You do it over and over again, unless the accused is a white man, in which case you line up in front of the cameras and demand justice.

You create an environment in which it is impossible to tell. And when we finally tell, when we finally get up the courage, you say, “You must be lying because it wouldn’t have taken you so long.”

You don’t know. But you could know if you simply tried. The question is whether you want to.

If you’re ready to listen, to learn, to know, educate yourself. Below are a few resources to help you get started.

Watch this clip from Aishah Shahidah Simmons’ NO! The Rape Documentary. Then watch the full video. You can order it here. You can also check your local public and university libraries. Many of them will have it or order it upon your request.

rose-longing-to-tellRead an excerpt from Tricia Rose’s Longing to Tell: Black Women Talk about Sexuality and Intimacy.
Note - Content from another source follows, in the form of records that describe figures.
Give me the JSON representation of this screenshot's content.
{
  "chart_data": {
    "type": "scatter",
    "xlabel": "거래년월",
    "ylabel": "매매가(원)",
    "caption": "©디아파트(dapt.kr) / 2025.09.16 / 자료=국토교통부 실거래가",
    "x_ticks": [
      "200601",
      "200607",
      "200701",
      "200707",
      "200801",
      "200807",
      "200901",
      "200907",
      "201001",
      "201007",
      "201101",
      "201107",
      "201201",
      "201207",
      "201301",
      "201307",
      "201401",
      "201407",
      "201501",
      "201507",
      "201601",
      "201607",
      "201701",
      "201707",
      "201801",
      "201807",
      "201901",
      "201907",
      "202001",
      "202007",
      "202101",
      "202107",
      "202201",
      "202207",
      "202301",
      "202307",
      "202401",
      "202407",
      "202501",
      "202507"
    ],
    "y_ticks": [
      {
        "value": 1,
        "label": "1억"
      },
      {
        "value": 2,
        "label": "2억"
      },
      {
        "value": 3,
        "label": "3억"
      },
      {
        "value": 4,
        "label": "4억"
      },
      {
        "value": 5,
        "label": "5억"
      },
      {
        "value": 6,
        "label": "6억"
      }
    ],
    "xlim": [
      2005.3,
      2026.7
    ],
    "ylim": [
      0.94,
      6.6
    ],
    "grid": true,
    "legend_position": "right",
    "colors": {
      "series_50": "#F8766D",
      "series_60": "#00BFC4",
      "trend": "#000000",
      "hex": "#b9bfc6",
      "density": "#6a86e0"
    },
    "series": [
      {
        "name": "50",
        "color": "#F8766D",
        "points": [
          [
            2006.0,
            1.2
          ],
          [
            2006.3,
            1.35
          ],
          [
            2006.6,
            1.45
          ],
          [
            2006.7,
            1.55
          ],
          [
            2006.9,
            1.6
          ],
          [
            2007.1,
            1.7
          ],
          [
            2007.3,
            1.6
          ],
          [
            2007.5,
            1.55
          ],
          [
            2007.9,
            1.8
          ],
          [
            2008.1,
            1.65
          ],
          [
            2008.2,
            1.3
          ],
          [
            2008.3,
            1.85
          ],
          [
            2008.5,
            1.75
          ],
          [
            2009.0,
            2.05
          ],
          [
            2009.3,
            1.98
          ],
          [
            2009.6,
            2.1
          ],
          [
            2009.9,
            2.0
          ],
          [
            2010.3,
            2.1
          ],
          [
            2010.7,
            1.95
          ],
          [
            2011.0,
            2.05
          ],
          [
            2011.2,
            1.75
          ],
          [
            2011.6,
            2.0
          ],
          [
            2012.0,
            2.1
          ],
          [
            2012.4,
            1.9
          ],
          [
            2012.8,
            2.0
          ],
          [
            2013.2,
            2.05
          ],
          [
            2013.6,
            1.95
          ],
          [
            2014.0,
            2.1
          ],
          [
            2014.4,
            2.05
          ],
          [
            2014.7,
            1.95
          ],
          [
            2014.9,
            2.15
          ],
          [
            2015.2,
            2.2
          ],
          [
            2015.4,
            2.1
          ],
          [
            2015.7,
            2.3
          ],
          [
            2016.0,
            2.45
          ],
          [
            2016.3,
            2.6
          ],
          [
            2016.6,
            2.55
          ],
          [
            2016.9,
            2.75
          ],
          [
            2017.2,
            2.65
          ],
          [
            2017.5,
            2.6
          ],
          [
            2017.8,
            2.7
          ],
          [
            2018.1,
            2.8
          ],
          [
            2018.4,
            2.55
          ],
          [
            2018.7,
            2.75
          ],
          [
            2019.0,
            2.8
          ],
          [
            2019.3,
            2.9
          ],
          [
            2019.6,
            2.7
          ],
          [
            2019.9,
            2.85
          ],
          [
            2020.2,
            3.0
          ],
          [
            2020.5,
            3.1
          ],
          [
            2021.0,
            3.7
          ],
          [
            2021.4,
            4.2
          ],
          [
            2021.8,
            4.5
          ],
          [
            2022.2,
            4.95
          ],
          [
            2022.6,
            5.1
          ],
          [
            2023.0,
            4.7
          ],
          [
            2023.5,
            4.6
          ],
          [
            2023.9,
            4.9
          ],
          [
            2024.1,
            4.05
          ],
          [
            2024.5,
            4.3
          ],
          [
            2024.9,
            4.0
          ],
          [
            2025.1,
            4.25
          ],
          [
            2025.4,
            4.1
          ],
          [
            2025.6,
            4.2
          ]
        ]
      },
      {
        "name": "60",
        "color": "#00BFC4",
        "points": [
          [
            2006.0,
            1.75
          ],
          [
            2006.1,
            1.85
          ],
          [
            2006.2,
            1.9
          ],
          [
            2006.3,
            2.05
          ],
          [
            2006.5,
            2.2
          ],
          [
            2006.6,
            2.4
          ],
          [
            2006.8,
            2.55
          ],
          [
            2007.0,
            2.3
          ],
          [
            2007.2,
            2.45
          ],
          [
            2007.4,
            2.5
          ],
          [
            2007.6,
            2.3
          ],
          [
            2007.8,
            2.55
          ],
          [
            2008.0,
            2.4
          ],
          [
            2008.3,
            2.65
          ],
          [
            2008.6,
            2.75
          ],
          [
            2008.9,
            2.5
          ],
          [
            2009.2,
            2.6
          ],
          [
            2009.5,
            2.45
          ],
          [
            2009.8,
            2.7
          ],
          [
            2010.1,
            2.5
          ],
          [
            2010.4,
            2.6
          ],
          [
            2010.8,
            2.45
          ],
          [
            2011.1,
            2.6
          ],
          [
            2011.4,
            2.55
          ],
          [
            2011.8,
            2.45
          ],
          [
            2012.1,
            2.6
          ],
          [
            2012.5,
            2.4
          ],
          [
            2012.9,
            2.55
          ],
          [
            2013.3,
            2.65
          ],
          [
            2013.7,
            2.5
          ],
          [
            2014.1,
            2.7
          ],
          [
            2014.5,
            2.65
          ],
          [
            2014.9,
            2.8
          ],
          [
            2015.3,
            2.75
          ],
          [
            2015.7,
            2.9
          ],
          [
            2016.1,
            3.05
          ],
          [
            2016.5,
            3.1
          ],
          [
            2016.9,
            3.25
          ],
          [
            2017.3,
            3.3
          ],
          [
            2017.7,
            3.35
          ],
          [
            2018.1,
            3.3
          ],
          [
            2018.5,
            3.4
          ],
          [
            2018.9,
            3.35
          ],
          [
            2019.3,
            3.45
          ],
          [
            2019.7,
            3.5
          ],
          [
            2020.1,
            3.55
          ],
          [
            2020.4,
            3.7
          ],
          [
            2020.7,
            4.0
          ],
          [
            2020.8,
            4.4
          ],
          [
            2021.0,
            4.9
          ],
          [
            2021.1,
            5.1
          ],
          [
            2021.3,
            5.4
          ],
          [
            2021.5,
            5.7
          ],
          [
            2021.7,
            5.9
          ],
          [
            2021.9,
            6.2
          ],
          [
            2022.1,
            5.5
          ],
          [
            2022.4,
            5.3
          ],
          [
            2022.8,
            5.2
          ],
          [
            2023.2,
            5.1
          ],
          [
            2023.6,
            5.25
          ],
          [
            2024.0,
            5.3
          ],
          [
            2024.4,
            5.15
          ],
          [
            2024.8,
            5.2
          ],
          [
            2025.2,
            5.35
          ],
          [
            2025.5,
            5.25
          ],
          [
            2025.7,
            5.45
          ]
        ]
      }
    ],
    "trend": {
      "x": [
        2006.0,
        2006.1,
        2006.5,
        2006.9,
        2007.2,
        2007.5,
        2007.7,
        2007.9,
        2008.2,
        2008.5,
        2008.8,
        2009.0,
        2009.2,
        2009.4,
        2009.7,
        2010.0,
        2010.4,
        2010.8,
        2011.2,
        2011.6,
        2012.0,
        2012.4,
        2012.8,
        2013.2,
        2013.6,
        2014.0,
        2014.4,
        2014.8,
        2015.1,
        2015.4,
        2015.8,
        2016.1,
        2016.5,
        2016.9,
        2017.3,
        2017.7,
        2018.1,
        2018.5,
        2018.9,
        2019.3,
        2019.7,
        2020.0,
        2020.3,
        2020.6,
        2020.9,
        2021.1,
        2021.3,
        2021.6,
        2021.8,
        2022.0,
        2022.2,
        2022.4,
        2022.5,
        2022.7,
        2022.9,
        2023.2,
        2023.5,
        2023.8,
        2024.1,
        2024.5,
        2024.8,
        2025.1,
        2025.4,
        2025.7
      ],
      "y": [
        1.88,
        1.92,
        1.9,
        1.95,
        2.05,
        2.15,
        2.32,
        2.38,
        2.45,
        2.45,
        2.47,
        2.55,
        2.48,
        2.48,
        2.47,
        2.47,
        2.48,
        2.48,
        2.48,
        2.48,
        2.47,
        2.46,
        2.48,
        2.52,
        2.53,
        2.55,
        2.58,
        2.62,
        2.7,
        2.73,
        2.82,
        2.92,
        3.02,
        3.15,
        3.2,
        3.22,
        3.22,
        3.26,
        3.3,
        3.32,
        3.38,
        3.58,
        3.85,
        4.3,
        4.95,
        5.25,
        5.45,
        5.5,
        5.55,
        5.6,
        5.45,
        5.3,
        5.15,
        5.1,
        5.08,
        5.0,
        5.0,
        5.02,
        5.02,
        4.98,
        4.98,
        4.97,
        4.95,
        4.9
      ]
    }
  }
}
The firsthand narratives will help you to understand just how many Black women’s experiences of sexuality involve rape, incest, and other forms of abuse. The amazing thing is that Dr. Rose did not necessarily set out to study sexual assault. It’s just that common.
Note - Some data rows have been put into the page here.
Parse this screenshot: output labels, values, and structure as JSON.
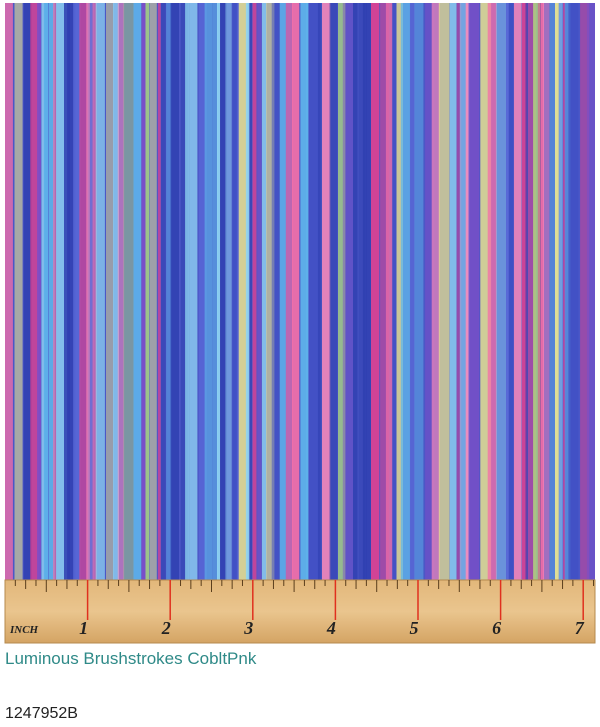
{
  "product": {
    "name": "Luminous Brushstrokes CobltPnk",
    "sku": "1247952B"
  },
  "ruler": {
    "unit": "INCH",
    "marks": [
      "1",
      "2",
      "3",
      "4",
      "5",
      "6",
      "7"
    ]
  }
}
surviving-the-silence.jpgRead an excerpt from Charlotte Pierce-Baker’s Surviving the Silence: Black Women’s Stories of Rape. Dr. Pierce-Baker, herself a survivor, explores the silence surrounding sexual assault within African American families and communities.

Check out the website for Men Stopping Violence, an organization that mobilizes men to prevent violence against women and girls. If you’re a father, make sure you check out their Because We Have Daughters initiative, which gives fathers the knowledge and skills to empower their daughters and reduce their risk of victimization.

And guess what? After you do all this, you can still think that Bill Cosby may be innocent. But perhaps you will know how to talk about the allegations against him in a way that doesn’t contribute to rape culture.